In 2009, the Israeli feminist group Isha L’Isha looked into Isreal’s prescription policy and found that 57% of the Depo-Provera injections administered in Israel were prescribed to Ethiopian women, while Ethiopians make up only 2% of the population. This targeted administration of birth control has some suggesting that racist policies are being enforced to reduce the number of black babies in Israel. Hedva Eyal, the head of Isha L’Isha’s Women and Medical Technologies project, suggested that their report was given little attention, noting that, “The ease with which a woman’s testimony is dismissed—certainly that of a black woman and a poor black woman at that—is shocking.”

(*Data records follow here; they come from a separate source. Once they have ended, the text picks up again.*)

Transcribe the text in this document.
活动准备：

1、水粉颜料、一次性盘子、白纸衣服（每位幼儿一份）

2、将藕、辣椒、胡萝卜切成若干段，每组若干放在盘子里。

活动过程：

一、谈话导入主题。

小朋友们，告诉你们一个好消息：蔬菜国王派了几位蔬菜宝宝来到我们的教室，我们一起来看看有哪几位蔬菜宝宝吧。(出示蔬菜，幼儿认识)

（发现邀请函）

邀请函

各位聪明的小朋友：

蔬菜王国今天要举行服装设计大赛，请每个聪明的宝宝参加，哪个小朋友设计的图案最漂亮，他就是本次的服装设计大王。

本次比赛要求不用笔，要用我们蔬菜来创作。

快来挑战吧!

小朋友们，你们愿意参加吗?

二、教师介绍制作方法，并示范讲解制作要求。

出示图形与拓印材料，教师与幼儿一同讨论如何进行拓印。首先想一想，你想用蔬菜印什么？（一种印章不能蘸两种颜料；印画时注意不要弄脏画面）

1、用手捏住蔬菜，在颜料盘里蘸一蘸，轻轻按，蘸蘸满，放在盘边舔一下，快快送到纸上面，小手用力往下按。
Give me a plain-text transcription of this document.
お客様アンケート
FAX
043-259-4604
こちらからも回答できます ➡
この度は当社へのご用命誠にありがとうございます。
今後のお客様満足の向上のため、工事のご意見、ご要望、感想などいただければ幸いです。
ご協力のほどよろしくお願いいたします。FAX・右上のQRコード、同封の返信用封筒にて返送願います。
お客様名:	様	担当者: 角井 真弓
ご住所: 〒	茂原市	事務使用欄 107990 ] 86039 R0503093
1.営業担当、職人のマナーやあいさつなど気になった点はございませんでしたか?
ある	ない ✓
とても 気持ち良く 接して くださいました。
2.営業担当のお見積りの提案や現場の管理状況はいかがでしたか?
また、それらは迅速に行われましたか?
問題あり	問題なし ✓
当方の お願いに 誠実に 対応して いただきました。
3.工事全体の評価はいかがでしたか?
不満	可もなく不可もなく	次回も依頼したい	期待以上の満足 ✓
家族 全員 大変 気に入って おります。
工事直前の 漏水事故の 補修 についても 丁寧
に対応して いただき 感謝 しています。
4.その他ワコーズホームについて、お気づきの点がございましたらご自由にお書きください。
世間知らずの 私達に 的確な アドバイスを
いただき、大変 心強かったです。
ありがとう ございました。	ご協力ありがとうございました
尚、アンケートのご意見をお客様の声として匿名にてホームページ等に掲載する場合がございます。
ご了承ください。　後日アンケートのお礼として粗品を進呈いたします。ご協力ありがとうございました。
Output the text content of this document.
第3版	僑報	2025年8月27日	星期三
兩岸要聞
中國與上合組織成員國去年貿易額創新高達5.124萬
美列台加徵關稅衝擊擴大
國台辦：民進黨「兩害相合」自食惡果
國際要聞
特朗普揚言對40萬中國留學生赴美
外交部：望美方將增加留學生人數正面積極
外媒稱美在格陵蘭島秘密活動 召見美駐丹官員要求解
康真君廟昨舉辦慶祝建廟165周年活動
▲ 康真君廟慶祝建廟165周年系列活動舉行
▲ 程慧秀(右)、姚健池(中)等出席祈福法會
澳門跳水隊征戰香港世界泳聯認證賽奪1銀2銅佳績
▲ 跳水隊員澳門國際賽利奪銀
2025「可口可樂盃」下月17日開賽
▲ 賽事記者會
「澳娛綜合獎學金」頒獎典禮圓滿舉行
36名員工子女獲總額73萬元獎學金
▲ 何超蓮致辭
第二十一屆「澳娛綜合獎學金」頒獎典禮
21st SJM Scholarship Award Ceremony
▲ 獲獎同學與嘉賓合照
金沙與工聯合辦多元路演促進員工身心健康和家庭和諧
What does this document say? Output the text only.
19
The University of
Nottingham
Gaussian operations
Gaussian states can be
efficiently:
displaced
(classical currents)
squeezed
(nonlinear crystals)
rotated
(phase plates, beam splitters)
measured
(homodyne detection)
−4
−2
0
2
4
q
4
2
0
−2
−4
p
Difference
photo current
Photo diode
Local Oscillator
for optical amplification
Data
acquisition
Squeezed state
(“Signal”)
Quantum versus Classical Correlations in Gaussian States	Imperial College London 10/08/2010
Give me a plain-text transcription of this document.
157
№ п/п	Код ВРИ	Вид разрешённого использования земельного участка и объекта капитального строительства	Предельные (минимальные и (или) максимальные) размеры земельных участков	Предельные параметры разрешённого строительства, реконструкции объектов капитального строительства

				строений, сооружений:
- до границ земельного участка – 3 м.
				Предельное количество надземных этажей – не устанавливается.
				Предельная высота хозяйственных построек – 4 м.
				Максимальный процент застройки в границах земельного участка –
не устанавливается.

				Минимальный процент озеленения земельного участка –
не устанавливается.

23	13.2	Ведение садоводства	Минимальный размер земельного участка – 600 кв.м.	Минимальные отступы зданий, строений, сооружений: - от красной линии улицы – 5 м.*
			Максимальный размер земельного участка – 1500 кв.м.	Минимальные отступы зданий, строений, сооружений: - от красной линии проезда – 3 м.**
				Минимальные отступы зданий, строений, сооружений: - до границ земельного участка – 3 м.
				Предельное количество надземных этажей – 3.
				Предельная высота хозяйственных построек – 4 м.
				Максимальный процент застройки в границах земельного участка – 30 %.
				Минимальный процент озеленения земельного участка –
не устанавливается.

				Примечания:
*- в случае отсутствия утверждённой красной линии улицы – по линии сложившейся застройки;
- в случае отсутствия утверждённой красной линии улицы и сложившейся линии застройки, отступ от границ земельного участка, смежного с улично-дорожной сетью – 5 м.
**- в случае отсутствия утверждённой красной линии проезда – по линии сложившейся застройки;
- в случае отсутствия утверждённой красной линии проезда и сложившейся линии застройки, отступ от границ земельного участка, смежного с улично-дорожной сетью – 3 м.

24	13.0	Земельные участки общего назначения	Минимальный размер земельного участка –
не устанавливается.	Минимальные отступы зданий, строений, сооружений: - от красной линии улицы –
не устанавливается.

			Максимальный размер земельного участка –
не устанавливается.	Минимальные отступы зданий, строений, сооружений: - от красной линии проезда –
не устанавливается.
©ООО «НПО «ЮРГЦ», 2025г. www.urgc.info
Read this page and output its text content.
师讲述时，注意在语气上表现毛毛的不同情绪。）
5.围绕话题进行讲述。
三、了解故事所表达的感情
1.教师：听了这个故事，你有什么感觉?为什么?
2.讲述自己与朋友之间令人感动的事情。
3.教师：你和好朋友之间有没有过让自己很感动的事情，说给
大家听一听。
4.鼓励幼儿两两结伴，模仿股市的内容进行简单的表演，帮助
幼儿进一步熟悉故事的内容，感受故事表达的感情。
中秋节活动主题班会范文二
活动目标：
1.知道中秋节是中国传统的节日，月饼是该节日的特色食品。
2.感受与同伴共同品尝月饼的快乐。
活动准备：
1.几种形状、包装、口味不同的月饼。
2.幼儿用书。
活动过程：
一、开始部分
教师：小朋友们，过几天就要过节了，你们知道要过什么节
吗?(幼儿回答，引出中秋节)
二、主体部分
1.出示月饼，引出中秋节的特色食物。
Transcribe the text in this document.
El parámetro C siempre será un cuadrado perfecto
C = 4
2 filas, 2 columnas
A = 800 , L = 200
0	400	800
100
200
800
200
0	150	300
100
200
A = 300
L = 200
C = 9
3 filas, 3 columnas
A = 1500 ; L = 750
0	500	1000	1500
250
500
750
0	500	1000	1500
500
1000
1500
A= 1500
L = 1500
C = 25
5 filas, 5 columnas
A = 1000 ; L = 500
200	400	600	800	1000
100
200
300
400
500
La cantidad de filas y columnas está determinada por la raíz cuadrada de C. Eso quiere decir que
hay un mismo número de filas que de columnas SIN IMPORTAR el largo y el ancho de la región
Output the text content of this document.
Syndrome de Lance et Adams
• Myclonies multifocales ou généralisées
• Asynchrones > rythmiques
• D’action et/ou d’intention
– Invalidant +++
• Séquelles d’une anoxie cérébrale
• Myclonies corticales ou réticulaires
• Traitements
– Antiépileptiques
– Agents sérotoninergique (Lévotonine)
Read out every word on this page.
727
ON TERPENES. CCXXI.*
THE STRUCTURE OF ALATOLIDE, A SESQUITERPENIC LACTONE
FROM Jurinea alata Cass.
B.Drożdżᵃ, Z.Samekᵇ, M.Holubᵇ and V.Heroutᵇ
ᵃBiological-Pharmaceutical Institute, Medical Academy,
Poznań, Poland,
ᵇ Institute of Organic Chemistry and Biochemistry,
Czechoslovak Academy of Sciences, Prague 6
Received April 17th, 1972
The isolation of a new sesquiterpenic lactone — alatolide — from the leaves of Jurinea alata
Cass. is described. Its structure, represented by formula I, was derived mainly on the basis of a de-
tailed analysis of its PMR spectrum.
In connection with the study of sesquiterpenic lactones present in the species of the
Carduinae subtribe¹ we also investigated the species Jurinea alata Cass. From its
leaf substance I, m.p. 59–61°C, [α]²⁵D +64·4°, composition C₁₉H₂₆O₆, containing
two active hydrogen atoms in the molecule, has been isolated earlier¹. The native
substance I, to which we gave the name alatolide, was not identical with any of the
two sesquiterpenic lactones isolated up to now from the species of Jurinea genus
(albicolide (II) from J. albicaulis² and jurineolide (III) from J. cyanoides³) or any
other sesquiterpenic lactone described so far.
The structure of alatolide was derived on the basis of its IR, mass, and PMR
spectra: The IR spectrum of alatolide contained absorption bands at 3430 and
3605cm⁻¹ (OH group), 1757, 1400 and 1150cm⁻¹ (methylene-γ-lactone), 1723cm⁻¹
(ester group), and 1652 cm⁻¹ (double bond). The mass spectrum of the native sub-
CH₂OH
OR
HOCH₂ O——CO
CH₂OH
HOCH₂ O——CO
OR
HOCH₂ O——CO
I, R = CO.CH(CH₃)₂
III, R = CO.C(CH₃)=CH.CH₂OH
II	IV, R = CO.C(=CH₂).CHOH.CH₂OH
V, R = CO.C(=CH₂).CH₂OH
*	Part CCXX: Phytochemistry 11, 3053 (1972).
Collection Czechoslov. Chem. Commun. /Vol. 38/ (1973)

Close to 100,000 Ethiopians have immigrated to Israel since the 1980’s under the Law of Return, but these immigrants have faced near constant suspicion of their Jewishness, a requirement for entry. In 2012 Prime Minister Benjamin Netanyaho said that illegal African immigrants “threaten our existence as a Jewish and democratic state.”
Racism against Ethiopians has long been suspected in Israel. In 2006 these suspicions began to gain credit when it was discovered that for years Ethiopian blood donations had been rejected out of fear that they carried disease. Additionally, reports of Ethiopian children being turned away from certain schools or put in separate classes have been discovered, and in November 2010, 53% of employers reported that they preferred not to hire Ethiopians.
This racism is no more prominent than in the government’s dealings with Ethiopian women. Yaacov Ben Yezri, the health minister in 2008, was questioned about the administration of Depo-Provera and responded that the high representation of Ethiopian’s among its users simply reflected a cultural preference. However, according to the World Health Organization, nearly three-quarters of women in Ethiopia who use birth control take an oral pill.
“The answers we received from officials demonstrated overt racism. They suggested that Ethiopian women should be treated not as individuals but as a collective group whose reproduction needs controlling,” said Eyal of her organization’s investigations into these policies.
That such overt racism by a government organization has gone on for so long is in and of itself disturbing, but when you also consider the ramifications these policies have on women’s health and on the future of an entire ethnic group, the possibilities are truly horrifying.
While Gamzu’s new policies are in no way satisfactory, nor do they make up for the decades of discrimination Ethiopians have faced in Israel, they are a step in the right direction. The guidelines demonstrate a change, if only a small one, in the government’s attitude towards these immigrants. While they will undoubtedly face hardships and continued racism elsewhere in their lives, the fact that they will (hopefully) no longer face the equivalent of a silent genocide is reassuring. And by voicing its changed opinion of Ethiopians, it is possible that the government will be the catalyst for a shift in the cultural attitudes of Israel.
Birth control and family planning are wonderful tools that can truly enrich the lives of women, but these tools should never be used as weapons. The fact that Israel’s government is only now realizing this is worrisome. Close monitoring of its treatment of Ethiopian women needs to continue, and we hope that the women’s groups who brought this issue to light will do just that.